A string of multiple murders in the last two months in the United States reminds us these days of the silent internal war that is being waged in the streets of that country. The last one, this week, was the one caused in Indianapolis by a 19-year-old former FedEx employee, which has left eight dead. The uncontrolled use of firearms, something inconceivable in any other democracy, has left an average of more than 100 deaths a day in recent years. So far in 2021, nearly 400 minors have been shot dead. The pandemic has not reduced the numbers.
The daily horror of the shootings is also overwhelming, because it comes together with new examples of police violence with firearms, especially against minorities, which have left new images of racial injustice, such as that of a 13-year-old Latino boy shot dead by Chicago police with their hands up after a chase down an alley. The poisoned relationship of the local police with part of the population is in part one more face of the problem of weapons.

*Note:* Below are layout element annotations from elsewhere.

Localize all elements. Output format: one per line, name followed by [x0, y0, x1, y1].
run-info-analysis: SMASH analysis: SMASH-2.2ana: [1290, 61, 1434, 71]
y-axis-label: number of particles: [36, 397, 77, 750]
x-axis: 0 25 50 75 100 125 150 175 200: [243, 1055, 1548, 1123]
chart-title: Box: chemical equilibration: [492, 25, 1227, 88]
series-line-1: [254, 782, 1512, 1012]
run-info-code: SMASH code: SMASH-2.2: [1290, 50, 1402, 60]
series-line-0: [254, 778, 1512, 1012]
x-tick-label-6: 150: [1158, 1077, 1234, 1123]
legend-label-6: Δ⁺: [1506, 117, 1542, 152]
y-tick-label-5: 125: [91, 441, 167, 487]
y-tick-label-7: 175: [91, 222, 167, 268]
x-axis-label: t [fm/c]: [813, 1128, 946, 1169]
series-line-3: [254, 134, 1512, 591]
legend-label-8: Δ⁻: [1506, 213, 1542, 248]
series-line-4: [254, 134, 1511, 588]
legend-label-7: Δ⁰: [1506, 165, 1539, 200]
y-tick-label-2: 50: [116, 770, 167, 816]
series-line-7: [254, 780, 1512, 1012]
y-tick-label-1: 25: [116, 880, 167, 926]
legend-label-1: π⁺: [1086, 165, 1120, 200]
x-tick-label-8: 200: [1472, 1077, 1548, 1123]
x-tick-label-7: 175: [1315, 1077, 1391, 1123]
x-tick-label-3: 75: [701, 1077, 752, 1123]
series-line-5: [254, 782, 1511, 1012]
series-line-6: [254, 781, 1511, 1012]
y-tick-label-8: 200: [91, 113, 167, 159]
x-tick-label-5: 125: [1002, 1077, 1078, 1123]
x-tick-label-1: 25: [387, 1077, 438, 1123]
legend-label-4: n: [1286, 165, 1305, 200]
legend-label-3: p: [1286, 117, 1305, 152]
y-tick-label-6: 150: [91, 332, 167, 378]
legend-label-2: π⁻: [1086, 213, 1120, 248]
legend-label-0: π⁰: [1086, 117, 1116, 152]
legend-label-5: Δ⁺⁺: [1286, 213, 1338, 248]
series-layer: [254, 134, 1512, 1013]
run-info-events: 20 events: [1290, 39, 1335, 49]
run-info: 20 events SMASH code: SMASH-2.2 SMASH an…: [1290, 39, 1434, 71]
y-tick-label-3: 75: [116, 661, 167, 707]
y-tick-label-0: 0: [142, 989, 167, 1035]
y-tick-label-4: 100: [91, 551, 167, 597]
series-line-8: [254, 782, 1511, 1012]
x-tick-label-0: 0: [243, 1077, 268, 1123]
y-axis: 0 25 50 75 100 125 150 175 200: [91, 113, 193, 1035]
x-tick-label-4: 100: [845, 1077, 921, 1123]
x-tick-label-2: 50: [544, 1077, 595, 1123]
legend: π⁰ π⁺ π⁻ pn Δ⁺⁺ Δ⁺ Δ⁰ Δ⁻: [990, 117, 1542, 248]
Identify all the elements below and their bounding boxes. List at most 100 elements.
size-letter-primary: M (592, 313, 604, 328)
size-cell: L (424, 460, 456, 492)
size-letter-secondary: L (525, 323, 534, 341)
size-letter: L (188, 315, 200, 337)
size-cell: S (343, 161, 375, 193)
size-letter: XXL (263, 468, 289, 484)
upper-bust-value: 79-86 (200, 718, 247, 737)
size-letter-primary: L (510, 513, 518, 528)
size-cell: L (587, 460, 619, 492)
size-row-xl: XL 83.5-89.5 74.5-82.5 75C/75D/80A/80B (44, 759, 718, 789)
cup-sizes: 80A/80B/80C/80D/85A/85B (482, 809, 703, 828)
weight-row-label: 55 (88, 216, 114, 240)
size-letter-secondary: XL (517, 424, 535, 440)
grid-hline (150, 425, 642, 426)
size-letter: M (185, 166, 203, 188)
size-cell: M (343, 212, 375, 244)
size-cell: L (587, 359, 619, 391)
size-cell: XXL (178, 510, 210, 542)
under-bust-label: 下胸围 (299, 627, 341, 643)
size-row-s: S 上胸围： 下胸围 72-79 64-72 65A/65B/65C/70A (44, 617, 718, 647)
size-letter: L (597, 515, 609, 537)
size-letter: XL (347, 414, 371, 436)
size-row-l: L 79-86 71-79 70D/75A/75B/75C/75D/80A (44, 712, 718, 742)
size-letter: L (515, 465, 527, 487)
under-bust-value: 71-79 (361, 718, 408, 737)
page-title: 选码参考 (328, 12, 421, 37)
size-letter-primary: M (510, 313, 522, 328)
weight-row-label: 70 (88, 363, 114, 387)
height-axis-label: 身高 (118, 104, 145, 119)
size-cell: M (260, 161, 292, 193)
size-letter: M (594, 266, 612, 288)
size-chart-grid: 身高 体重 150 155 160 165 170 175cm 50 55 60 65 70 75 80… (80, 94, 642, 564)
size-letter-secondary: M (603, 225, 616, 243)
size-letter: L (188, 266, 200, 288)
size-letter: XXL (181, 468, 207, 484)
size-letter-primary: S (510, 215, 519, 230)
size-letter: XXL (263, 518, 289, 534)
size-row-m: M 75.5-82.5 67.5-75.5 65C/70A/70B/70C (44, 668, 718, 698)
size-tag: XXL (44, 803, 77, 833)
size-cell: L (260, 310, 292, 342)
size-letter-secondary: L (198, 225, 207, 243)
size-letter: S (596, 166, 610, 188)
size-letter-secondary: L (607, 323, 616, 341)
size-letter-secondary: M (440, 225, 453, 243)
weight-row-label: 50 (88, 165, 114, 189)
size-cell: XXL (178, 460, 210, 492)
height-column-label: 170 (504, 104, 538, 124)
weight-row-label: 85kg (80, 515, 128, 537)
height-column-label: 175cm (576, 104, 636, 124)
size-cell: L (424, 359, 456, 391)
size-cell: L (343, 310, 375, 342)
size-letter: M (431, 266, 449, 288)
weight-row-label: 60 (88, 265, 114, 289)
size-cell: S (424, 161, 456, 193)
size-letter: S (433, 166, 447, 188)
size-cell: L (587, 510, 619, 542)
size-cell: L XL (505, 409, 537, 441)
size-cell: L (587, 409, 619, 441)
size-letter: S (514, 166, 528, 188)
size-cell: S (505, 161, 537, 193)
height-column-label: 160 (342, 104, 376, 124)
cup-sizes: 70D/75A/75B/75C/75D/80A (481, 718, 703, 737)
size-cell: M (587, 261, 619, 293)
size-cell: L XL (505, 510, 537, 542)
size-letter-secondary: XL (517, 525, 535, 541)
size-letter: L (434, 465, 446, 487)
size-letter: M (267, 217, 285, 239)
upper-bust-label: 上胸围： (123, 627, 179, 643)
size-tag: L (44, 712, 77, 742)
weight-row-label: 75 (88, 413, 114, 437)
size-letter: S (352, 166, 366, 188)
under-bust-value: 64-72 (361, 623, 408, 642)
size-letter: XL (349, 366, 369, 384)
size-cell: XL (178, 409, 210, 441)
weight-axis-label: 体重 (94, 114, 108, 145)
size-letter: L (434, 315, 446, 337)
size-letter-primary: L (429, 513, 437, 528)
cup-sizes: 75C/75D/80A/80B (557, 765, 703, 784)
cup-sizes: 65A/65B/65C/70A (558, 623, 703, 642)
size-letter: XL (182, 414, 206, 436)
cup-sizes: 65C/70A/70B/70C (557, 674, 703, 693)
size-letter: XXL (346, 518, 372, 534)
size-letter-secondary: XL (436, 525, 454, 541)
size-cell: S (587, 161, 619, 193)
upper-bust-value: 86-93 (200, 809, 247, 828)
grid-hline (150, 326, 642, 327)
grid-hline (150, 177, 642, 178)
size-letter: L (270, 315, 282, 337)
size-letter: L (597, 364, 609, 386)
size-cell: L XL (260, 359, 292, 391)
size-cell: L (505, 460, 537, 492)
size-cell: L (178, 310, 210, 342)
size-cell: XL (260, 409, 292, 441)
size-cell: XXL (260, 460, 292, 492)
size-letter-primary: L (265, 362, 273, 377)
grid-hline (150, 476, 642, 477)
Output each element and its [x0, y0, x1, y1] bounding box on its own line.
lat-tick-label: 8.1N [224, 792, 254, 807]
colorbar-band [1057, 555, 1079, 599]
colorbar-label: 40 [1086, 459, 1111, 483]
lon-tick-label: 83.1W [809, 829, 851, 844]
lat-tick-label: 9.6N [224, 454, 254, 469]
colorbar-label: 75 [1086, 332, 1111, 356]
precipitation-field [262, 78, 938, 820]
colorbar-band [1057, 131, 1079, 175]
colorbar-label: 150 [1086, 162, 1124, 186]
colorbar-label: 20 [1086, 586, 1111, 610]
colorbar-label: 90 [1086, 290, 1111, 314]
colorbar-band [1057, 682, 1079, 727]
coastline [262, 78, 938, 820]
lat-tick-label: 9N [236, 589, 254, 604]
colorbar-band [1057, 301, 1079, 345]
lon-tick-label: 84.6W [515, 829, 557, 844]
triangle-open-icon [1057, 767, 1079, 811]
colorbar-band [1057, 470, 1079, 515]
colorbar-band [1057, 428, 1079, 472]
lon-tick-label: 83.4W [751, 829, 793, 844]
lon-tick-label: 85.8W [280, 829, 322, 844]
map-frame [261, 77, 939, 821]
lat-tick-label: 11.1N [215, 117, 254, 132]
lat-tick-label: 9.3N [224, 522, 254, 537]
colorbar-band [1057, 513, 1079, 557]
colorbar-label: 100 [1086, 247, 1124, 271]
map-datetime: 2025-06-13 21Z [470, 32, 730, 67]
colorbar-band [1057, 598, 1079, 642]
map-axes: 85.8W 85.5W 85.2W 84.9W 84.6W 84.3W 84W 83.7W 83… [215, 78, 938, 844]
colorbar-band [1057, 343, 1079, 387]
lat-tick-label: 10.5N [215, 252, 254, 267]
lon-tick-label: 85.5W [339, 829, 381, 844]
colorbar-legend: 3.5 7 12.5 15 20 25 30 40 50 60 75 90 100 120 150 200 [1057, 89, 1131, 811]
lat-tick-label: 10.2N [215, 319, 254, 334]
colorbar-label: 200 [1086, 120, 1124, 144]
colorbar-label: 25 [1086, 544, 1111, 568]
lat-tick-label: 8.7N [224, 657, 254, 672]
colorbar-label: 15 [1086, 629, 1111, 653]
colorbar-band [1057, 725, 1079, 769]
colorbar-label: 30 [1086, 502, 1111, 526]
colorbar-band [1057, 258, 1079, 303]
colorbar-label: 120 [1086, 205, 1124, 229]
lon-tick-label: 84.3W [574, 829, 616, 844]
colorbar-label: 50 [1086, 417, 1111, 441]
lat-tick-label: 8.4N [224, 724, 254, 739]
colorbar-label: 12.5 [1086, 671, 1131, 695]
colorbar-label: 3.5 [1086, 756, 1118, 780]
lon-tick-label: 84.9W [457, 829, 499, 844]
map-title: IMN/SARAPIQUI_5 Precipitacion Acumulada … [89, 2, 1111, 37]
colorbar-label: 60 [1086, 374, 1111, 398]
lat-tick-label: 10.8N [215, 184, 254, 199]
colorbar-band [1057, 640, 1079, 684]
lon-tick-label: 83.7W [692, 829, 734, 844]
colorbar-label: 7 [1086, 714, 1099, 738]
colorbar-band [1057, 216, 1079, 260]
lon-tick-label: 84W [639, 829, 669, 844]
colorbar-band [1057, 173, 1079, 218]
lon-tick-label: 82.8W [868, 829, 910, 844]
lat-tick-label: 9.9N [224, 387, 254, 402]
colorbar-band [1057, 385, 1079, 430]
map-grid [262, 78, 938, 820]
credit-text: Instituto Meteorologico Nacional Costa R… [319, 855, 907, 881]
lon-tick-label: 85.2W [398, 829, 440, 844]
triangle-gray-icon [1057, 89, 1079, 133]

None of this is inevitable, as any other advanced democracy in the world shows. If there is finally a change in trend, it should start at the highest level, in Washington. President Joe Biden must take advantage of the momentum of his first months in the White House to open a watershed in a perverse debate, in which arguments that oscillate between cynicism and absurdity are used while innocent die. The recent announcement of some measures to combat “the public health epidemic of gun violence” augurs, at least, a change in language. But words are not going to be enough. The majority of Americans support stricter regulation of weapons. A roadmap on the table is necessary, realistic, long-term and without empty rhetoric. The United States must now start the de-escalation at this level of social, civil and police violence that generates fatalities and that seriously damages its moral authority in the world.